Cerveau et système gastro-intestinal sont reliés par un câblage nerveux dense. Comme l’explique le Dr Gilles Mithieux, (INSERM U 855 « Nutrition, diabète et cerveau », Lyon), « 10 % des neurones du corps innervent la sphère gastro-intestinale, ce qui en fait la partie périphérique la plus innervée ». Cela permet de faire remonter au cerveau une grande quantité d’information pour en retour réguler nos fonctions de digestion et globalement notre comportement alimentaire.
Ces informations sont véhiculées par des hormones sécrétées pendant la faim, la prise alimentaire, le rassasiement et la satiété. On connaissait déjà bien le rôle, entre autres, de la ghréline, de la CCK, du GLP-1 et également de la distension mécanique de l’estomac. On sait désormais que certains nutriments jouent une importance capitale dans l’activation de systèmes coupe-faim plus spécifiques.
« Nous avons démontré que des nutriments produits par la digestion de protéines mais également de fibres induisent une synthèse de glucose intestinal », précise le Dr Mithieux (1,2). « Ces nutriments sont détectés par les nerfs périphériques de la veine porte qui vont transmettre un signal spécifique vers l’hypothalamus. En retour, le cerveau fait redescendre un signal qui aboutira à la synthèse de glucose intestinal », précise-t-il. Cette néoglucogenèse, que l’on croyait réservée au foie et aux reins, est un signal puissant de satiété à la suite d’un repas et qui permet de préparer au mieux l’organisme au repas suivant, y compris pendant la nuit. Pour le Dr Mithieux, « c’est au final un système qui vous permet d’avoir moins faim pour le repas qui va suivre ».

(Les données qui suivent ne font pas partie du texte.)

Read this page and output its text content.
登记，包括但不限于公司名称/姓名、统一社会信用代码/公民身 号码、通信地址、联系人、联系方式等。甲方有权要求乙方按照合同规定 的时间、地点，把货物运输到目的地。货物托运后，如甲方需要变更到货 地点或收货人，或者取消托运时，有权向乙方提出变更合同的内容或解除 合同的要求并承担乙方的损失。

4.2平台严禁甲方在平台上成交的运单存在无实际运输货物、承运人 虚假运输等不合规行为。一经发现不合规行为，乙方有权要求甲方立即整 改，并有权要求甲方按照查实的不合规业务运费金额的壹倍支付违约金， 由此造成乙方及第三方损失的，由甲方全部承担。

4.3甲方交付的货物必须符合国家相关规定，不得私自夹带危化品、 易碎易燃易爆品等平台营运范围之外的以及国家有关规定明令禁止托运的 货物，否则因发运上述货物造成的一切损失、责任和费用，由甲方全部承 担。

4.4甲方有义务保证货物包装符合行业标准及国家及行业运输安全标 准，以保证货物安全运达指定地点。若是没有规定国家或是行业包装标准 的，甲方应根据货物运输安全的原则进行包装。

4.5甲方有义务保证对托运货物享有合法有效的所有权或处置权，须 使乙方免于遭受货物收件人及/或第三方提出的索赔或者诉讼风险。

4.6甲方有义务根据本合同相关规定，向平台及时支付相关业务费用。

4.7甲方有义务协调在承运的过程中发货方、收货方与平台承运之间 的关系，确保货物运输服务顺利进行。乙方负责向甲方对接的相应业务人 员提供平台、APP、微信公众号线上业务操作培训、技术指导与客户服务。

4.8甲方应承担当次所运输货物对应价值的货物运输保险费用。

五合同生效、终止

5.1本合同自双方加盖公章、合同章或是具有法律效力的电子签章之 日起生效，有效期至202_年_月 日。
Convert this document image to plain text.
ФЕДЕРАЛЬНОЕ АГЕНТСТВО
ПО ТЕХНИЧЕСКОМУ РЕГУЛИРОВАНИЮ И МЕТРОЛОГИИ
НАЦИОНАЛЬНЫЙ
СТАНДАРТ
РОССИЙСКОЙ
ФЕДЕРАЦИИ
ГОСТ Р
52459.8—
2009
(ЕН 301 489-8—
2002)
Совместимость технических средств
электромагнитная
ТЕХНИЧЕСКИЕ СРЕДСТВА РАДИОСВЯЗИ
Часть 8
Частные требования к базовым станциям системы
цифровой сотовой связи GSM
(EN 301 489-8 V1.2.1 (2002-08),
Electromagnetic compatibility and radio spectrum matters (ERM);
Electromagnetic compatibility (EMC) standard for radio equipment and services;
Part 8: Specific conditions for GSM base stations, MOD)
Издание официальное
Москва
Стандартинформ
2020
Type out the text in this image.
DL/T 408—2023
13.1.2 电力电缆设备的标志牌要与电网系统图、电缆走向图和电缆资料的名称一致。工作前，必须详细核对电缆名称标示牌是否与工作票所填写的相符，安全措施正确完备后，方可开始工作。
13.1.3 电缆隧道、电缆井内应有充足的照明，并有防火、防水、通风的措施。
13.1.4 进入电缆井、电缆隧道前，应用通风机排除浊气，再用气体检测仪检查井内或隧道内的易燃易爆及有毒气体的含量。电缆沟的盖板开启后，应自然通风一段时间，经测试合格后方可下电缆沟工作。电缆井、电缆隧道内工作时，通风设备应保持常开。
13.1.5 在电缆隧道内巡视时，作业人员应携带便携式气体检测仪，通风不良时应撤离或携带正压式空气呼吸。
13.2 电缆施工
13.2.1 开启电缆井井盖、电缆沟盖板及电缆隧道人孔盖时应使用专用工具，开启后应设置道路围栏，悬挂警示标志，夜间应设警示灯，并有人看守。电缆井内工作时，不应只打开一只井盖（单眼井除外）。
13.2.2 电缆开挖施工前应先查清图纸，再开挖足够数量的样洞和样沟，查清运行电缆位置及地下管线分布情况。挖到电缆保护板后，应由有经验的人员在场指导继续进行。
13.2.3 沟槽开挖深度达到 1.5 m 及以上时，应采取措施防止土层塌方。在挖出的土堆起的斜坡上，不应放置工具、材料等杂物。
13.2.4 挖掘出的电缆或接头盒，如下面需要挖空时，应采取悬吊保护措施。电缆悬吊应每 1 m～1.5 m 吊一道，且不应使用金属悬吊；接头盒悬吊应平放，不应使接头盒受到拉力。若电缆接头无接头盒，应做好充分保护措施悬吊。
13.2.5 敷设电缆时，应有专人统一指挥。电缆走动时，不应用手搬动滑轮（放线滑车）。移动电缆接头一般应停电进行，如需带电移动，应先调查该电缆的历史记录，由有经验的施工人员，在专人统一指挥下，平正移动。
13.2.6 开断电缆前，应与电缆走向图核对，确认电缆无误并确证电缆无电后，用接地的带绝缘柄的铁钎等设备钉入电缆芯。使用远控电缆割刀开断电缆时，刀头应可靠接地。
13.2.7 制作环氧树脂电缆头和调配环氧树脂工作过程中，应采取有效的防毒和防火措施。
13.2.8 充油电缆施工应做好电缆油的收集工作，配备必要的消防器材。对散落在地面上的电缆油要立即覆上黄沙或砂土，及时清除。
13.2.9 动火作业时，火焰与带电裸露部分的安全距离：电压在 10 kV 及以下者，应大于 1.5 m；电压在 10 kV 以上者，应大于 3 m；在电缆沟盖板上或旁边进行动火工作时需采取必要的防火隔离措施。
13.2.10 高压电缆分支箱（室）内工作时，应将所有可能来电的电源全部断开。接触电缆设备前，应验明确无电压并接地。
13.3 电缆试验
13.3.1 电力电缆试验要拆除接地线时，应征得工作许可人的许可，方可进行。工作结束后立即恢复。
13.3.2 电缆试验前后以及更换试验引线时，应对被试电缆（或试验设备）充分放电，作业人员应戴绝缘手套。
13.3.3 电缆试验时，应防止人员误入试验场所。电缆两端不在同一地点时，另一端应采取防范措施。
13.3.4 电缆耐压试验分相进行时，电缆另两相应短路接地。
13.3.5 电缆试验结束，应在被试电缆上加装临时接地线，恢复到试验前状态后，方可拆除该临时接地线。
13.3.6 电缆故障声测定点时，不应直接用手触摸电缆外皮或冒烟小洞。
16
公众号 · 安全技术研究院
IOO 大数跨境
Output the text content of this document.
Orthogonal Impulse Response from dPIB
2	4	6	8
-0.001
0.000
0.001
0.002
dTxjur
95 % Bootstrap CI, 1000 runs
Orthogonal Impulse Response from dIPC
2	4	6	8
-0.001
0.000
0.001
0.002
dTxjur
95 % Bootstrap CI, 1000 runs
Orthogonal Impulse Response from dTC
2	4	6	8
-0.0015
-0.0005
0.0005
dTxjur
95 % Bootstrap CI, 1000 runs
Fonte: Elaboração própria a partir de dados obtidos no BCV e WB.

Néoglucogenèse intestinale
Ce phénomène se produit avec des régimes enrichis en protéines de tous types (viande, poisson, œufs, certains produits céréaliers), jusqu’à présent connus pour induire des effets de satiété sans pour autant qu’on en connaisse le mécanisme. Ces travaux ont montré qu’une partie des petits peptides produits dans le lumen lors de la digestion des protéines passent dans le sang pour se lier aux récepteurs µ-opioïdes de la veine porte pour induire la néoglucogenèse intestinale. « On savait déjà que ce récepteur régulait centralement la prise alimentaire en régulant les sensations de faim et de satiété, mais on ne savait pas qu’il agissait aussi au niveau de l’intestin », explique le Dr Mithieux. Cela a été confirmé chez les souris dépourvues de récepteurs µ-opioïdes périphériques chez qui le signal coupe-faim est aboli. « Le challenge est maintenant de pouvoir bloquer ces récepteurs µ-opioïdes de la veine porte pour réguler durablement la sensation de satiété, et de façon spécifique sans toucher aux récepteurs centraux », poursuit le Dr Mithieux. « Sollicités trop fortement, ces récepteurs peuvent devenir insensibles. Il faudrait donc trouver le meilleur moyen de les inhiber "modérément", afin de garder leur effet bénéfique à long terme sur le contrôle de la prise alimentaire », conclut-il. La néoglucogenèse intestinale se produit aussi à la suite de l’assimilation de fibres alimentaires fermentescibles dont on savait qu’elles induisaient également des effets bénéfiques sur la santé (obésité, diabète). Ainsi, les acides gras à courtes chaînes produits par le microbiote intestinal à partir de ces fibres (acétate, propionate, butyrate) vont se lier et activer les récepteurs FFAR présents dans le système gastro-intestinal : un signal va ainsi se propager par les nerfs vague et splanchnique et induire l’expression des gènes de la néoglucogenèse (2).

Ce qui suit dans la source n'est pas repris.